К началу 1481 года был сформирован инквизиционный трибунал, в который, кроме де Морильо и де Сан-Мартина, вошли доктор Хуан Руис де Медина и фискальный прокурор Хуан Лопес дель Барко. Позже в его состав включили севильского коррехидора (судью) Диего де Мерло и лиценциата Феранда Янеса де Лобона — обоих в качестве приемщиков имущества еретиков. Пока трибунал готовился приступить к работе, из Севильи начался исход маранов. Но первым актом трибунала был эдикт, предписывающий всем дворянам Кастилии арестовать бежавших из Севильи новохристиан и в течение пятнадцати дней передать их в руки севильских властей. В противном случае сеньоры подлежали отлучению от церкви как пособники еретиков, и их имущество конфисковывалось. Эдикт возымел свое действие; число арестованных оказалось столь велико, что тюрьма при монастыре Сан-Пабло, где поначалу обосновался трибунал, не смогла их вместить, и заседания пришлось перенести в крепость Триану, знаменитую мрачными башнями и подземными темницами.
Для предотвращения побегов маранов из Севильи у городских ворот была поставлена инквизиторами особая полиция; беглецам грозила смертная казнь. Но не все мараны видели свое спасение в бегстве; нашлись и такие, кто решил оказать вооруженное сопротивление. Во главе их встал Диего де Сусан, один из влиятельнейших людей Севильи, имущество которого оценивалось в десять миллионов мараведи. Но заговор маранов, задумавших убить инквизиторов, не удался, так как дочь Сусана сообщила о нем своему возлюбленному, а тот донес инквизиторам.
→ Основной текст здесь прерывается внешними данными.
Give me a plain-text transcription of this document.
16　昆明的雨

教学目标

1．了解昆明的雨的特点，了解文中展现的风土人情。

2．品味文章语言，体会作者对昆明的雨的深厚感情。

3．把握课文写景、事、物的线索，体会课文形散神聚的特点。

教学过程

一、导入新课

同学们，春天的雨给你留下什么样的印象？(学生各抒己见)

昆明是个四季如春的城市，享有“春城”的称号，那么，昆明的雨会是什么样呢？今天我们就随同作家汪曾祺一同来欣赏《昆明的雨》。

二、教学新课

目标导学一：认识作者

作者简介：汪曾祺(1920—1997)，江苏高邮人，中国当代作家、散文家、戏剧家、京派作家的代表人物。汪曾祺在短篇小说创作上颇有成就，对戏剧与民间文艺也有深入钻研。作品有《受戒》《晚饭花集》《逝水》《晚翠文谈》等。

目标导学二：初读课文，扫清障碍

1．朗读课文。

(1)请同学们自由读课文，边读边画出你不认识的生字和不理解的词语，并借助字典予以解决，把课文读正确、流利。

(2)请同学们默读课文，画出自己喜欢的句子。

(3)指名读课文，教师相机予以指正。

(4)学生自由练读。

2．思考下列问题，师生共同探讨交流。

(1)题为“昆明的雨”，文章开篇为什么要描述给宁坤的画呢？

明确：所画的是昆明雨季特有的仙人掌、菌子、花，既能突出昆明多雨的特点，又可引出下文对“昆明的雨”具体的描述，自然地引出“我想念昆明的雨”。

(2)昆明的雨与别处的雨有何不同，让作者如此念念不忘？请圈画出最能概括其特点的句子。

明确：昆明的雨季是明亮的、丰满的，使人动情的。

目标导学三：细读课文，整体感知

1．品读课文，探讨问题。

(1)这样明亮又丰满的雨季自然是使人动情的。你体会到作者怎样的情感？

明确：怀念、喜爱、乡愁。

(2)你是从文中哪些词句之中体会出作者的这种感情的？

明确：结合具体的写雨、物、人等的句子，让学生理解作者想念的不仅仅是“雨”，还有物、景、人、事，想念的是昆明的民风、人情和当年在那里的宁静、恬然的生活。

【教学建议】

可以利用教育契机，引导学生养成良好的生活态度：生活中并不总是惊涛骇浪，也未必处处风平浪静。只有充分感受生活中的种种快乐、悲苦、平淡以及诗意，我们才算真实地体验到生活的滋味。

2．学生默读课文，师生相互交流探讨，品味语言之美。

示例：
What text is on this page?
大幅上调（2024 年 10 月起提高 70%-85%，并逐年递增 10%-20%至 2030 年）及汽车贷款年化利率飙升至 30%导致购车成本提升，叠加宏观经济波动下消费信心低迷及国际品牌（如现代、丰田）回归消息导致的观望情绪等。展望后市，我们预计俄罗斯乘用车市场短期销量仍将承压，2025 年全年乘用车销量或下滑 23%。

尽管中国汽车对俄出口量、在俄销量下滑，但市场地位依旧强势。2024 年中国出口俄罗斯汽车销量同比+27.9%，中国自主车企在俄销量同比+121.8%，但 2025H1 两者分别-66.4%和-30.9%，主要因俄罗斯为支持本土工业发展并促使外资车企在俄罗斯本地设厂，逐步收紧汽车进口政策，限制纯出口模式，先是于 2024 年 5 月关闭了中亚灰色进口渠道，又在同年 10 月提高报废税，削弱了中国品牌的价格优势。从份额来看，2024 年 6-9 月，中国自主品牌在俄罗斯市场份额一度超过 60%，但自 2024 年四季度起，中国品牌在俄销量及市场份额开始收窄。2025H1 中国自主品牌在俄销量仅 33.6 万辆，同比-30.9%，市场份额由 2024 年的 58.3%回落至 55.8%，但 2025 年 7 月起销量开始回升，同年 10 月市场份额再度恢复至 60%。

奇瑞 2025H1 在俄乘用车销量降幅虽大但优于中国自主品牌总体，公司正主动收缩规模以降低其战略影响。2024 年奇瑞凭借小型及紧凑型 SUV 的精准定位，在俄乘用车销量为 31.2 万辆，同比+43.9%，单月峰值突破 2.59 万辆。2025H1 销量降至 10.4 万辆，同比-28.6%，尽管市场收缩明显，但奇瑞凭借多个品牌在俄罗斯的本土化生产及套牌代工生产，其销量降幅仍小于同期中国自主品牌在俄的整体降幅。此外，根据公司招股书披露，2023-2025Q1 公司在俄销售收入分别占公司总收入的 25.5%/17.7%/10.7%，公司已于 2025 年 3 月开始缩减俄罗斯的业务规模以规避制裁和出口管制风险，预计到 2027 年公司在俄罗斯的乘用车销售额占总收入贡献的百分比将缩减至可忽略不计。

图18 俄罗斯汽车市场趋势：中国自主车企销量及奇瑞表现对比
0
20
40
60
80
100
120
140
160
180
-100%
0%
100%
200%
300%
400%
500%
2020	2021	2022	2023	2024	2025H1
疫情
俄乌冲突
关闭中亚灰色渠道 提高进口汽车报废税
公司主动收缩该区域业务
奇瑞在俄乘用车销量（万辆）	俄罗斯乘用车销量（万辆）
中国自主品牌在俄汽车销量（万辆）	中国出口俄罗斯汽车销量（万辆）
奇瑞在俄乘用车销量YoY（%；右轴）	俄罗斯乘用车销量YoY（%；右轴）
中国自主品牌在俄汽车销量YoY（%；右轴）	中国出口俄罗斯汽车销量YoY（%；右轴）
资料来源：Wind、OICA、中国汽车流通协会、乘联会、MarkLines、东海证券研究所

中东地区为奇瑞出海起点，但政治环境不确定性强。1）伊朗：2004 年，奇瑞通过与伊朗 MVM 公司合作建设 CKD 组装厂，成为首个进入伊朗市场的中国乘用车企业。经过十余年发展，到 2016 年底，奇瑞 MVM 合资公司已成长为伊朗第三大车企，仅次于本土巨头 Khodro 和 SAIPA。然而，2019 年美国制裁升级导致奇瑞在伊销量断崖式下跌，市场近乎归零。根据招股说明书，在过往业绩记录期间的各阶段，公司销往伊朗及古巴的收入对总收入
Сусан и другие видные мараны Севильи были арестованы.
Следствие было скорым. Замысел убить инквизиторов не мог быть отнесен к компетенции инквизиционного трибунала, ведавшего лишь дела о ереси, чем, по существу, не был этот заговор. Тем не менее Сусана и его подельников судили именно инквизиторы и вынесли им смертный приговор, словно это были еретики, не желавшие каяться в своих грехах.
6 февраля 1481 года состоялось торжественное аутодафе, на котором сожгли шесть человек. Во главе процессии шел Алонсо де Охеда, увидевший наконец осуществление своих давнишних мечтаний. Через несколько дней он умер от чумы, унесшей в Севилье около 15 000 человек. В том же феврале состоялось второе аутодафе, на котором сожгли трех маранов, в том числе Диего де Сусана.
После этого было решено устроить особое место для сожжения еретиков — кемадеро; остатки его сохранились в Севилье по сию пору. В четырех углах кемадеро находились статуи библейских пророков, сделанные на пожертвования некоего Месы. Впоследствии, однако, оказалось, что этот Меса был иудействующим, и его сожгли на том самом кемадеро, которое он так великолепно изукрасил.
Третье аутодафе в Севилье состоялось 26 марта 1481 года; в пламени погибли семнадцать новообращенных, втайне исповедовавших еврейскую религию: среди них было пять монахов, три священника и один очень известный проповедник по имени Сабариего. С ужасом народ взирал на деятельность инквизиторов, все более и более убеждаясь, что они не щадят ни знатных, ни богатых. Из-за чумы инквизиторы вынуждены были переселиться из Севильи в деревню Арасену, но это не помешало их деятельности. Там они приговорили к сожжению 23 маранов, в том числе несколько женщин, и, кроме того, распорядились выкопать трупы многих еретиков, которые также были торжественно сожжены.
До 4 ноября 1481 года, то есть в течение девяти месяцев, в Севилье и Арасене сожгли 298 человек и еще 79 приговорили к вечному тюремному заключению; само собой разумеется, что имущество осужденных конфисковывалось. От страшного трибунала нигде нельзя было найти спасения, и неудивительно, что он стал внушать смешанный с отвращением ужас даже многим христианам, в жилах которых не было ни капли еврейской крови. Со всех сторон слышались жалобы на действия инквизиционного трибунала, и все чаще высказывалась мысль, что маранам надо дать возможность покаяться в грехах и примириться с церковью.